The guide also includes a message from the author.

The Book of Negroes tells the story of an 11-year-old girl who is abducted from her village in West Africa and enslaved in North Carolina.

She forges her way to freedom years later, serving the British in the Revolutionary War and registering her name in the Book of Negroes, a record of some 3,000 black Loyalists who left the U.S. to resettle in Nova Scotia.

Diamond said they use different subjects or themes such as slavery and human rights which they’re able to draw from the book to explore the larger perspective of black history in Canada.

“We often think of the United States, we often think of the Civil War and slavery, but we have our own story here in Canada when it comes to black settlement,” he said. “It’s talked about in the book, and we expand on that as part of the guide to be used in the classroom.”

The guide is supplemented with a website, www.blackhistorycanada.ca that has interactive learning tools and online resources.

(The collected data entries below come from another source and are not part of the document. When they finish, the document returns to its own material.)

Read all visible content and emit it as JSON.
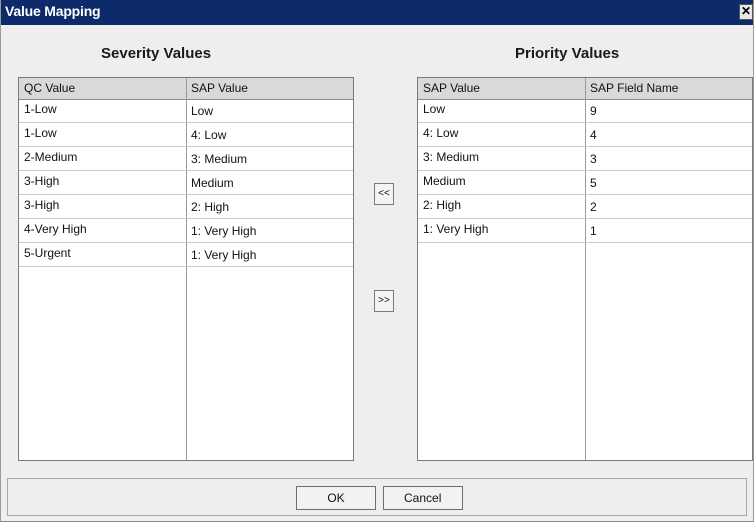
{
  "window": {
    "title": "Value Mapping",
    "close_icon": "close-icon"
  },
  "severity": {
    "title": "Severity Values",
    "columns": [
      "QC Value",
      "SAP Value"
    ],
    "rows": [
      [
        "1-Low",
        "Low"
      ],
      [
        "1-Low",
        "4: Low"
      ],
      [
        "2-Medium",
        "3: Medium"
      ],
      [
        "3-High",
        "Medium"
      ],
      [
        "3-High",
        "2: High"
      ],
      [
        "4-Very High",
        "1: Very High"
      ],
      [
        "5-Urgent",
        "1: Very High"
      ]
    ]
  },
  "priority": {
    "title": "Priority Values",
    "columns": [
      "SAP Value",
      "SAP Field Name"
    ],
    "rows": [
      [
        "Low",
        "9"
      ],
      [
        "4: Low",
        "4"
      ],
      [
        "3: Medium",
        "3"
      ],
      [
        "Medium",
        "5"
      ],
      [
        "2: High",
        "2"
      ],
      [
        "1: Very High",
        "1"
      ]
    ]
  },
  "arrows": {
    "left_label": "<<",
    "right_label": ">>"
  },
  "footer": {
    "ok_label": "OK",
    "cancel_label": "Cancel"
  }
}
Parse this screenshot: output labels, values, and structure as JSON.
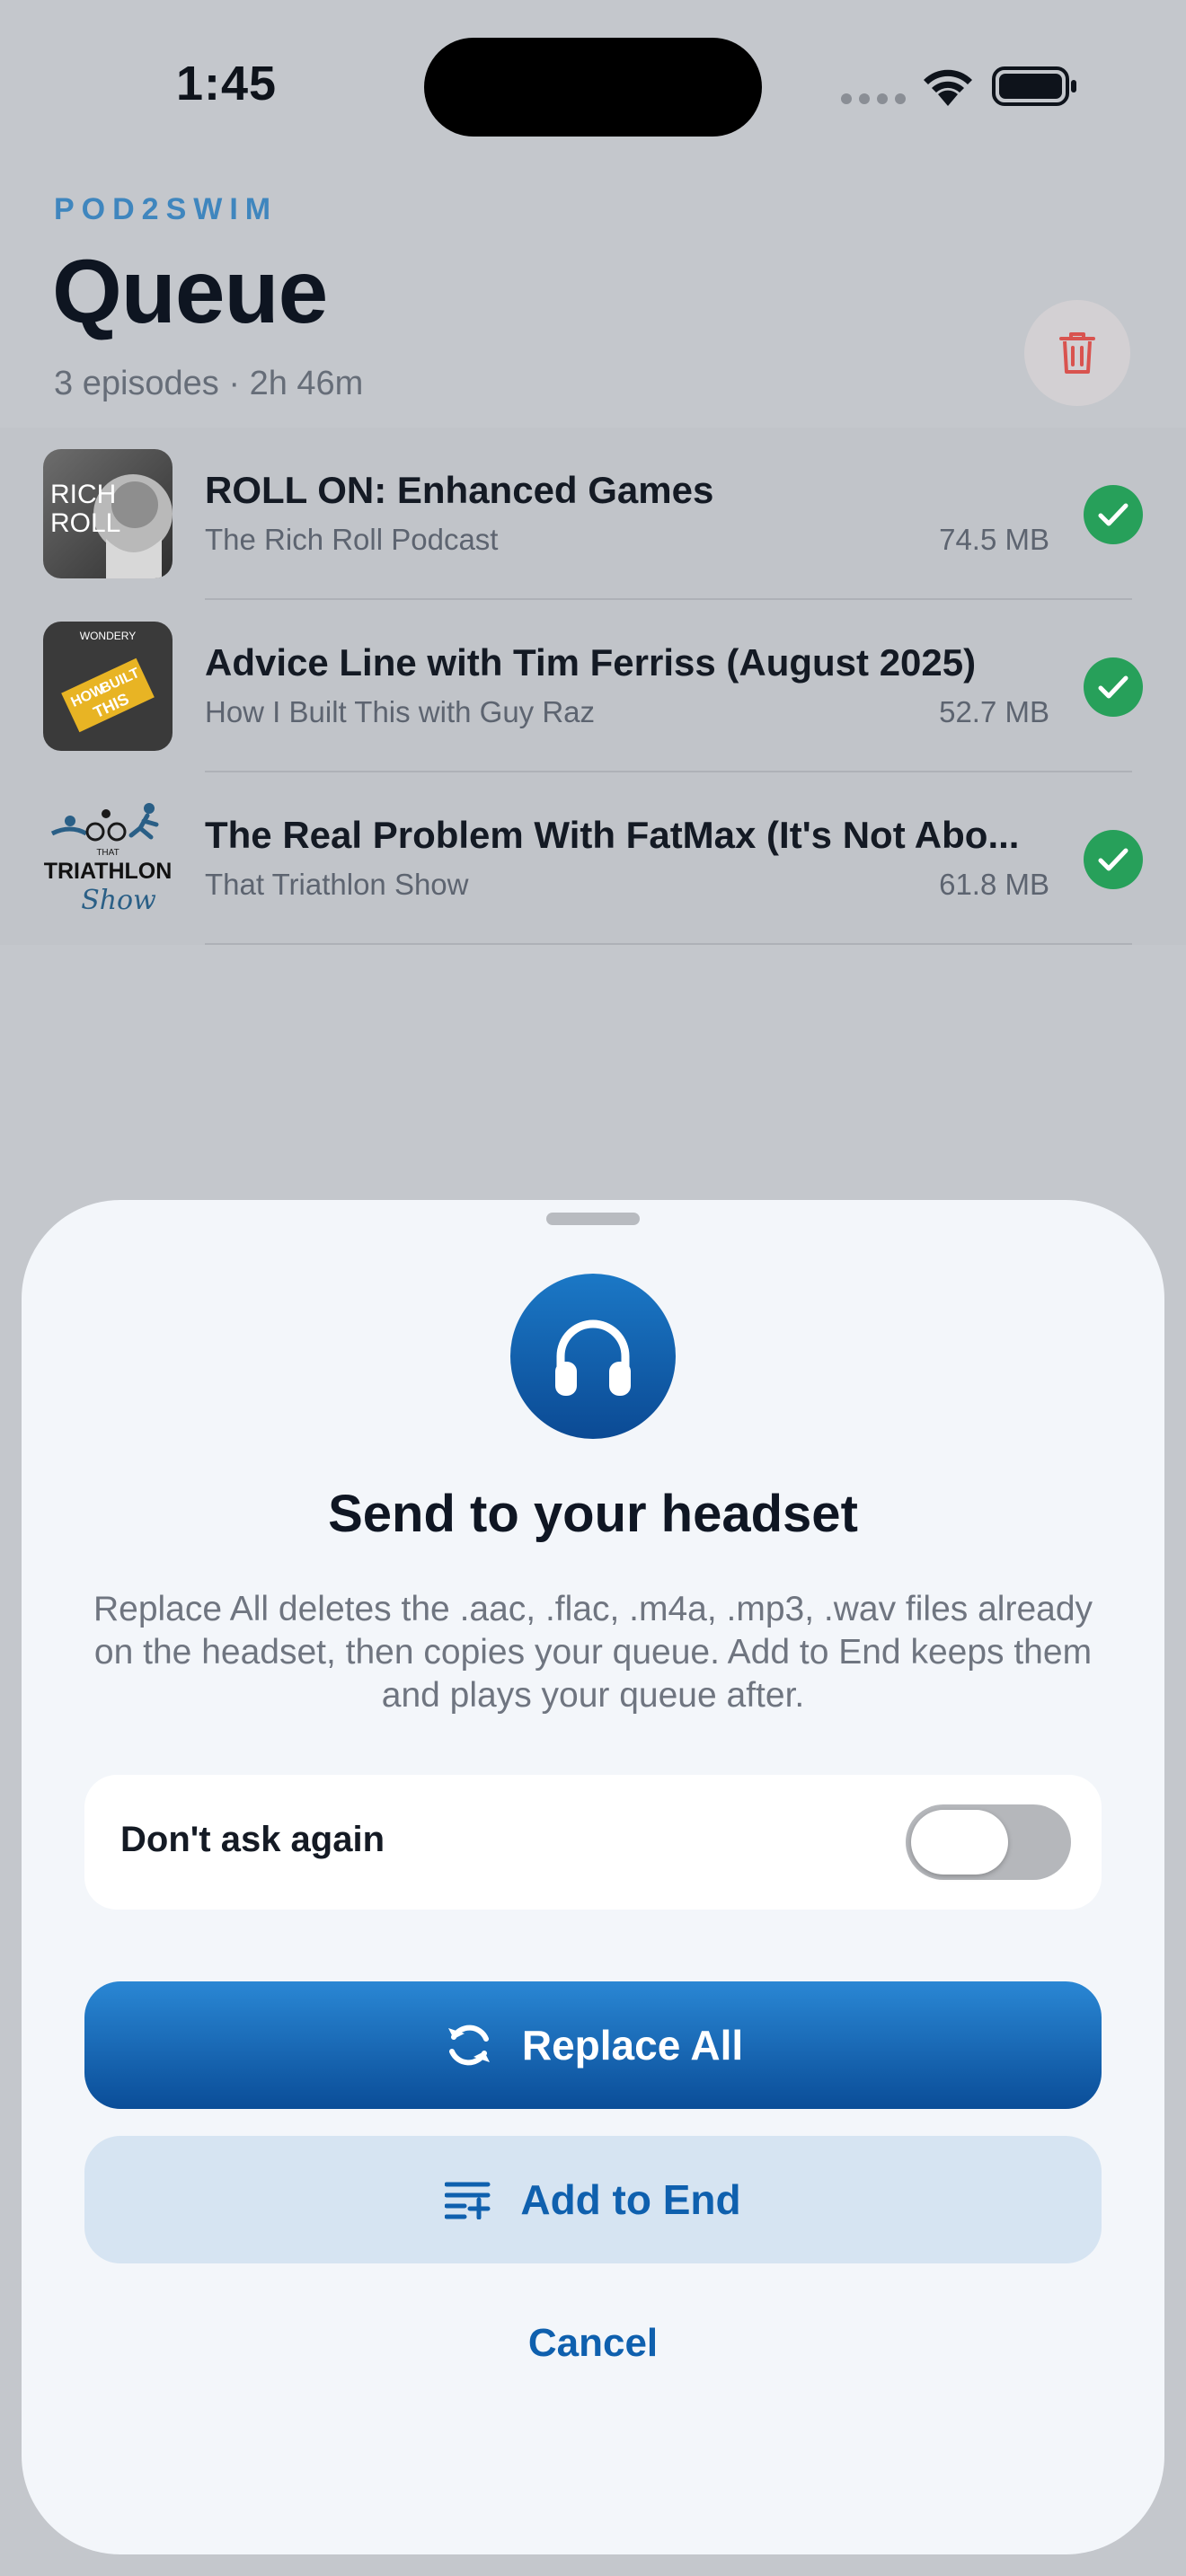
{
  "status_bar": {
    "time": "1:45"
  },
  "header": {
    "brand": "POD2SWIM",
    "title": "Queue",
    "summary": "3 episodes · 2h 46m"
  },
  "icons": {
    "trash": "trash-icon",
    "check": "checkmark-icon",
    "headset": "headphones-icon",
    "replace": "sync-arrows-icon",
    "add": "list-add-icon"
  },
  "colors": {
    "accent": "#0b5aa6",
    "check": "#27a05a",
    "trash": "#d9534f",
    "brand": "#3f86be"
  },
  "episodes": [
    {
      "title": "ROLL ON: Enhanced Games",
      "show": "The Rich Roll Podcast",
      "size": "74.5 MB",
      "art": {
        "line1": "RICH",
        "line2": "ROLL"
      }
    },
    {
      "title": "Advice Line with Tim Ferriss (August 2025)",
      "show": "How I Built This with Guy Raz",
      "size": "52.7 MB",
      "art": {
        "top": "WONDERY",
        "line1": "HOW",
        "line2": "BUILT",
        "line3": "THIS"
      }
    },
    {
      "title": "The Real Problem With FatMax (It's Not Abo...",
      "show": "That Triathlon Show",
      "size": "61.8 MB",
      "art": {
        "small": "THAT",
        "line1": "TRIATHLON",
        "line2": "Show"
      }
    }
  ],
  "sheet": {
    "title": "Send to your headset",
    "message": "Replace All deletes the .aac, .flac, .m4a, .mp3, .wav files already on the headset, then copies your queue. Add to End keeps them and plays your queue after.",
    "toggle_label": "Don't ask again",
    "toggle_on": false,
    "replace_label": "Replace All",
    "add_label": "Add to End",
    "cancel_label": "Cancel"
  }
}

The guide is also accessible through the site.

“It really makes history come alive for young people because they can read a story, learn about the events, accomplishments and figures in black Canadian history, and then use the guide in their classrooms as part of a learning exercise with teachers.”

It also features a timeline of key events, from the arrival in 1605 of Mathieu Da Costa, a translator for Samuel de Champlain thought to be the first black person on Canadian soil, to Michaelle Jean becoming the country’s first black governor general in 2005.

Contemporary culture and modern-day figures are also highlighted, including the late jazz pianist Oscar Peterson, musician K’naan, filmmaker Clement Virgo, author Austin Clarke and Toronto Argonauts vice-chair and retired player Mike (Pinball) Clemons.

“Every day history’s being written, so to look at a long period of time or a narrative around black history you can’t end in, say, the 1860s, or in the turn of the 20th century,” Diamond said.

“We need to continue to look at how black Canadians are continuing to make an impact in Canada, the same way as they were 400 years ago.”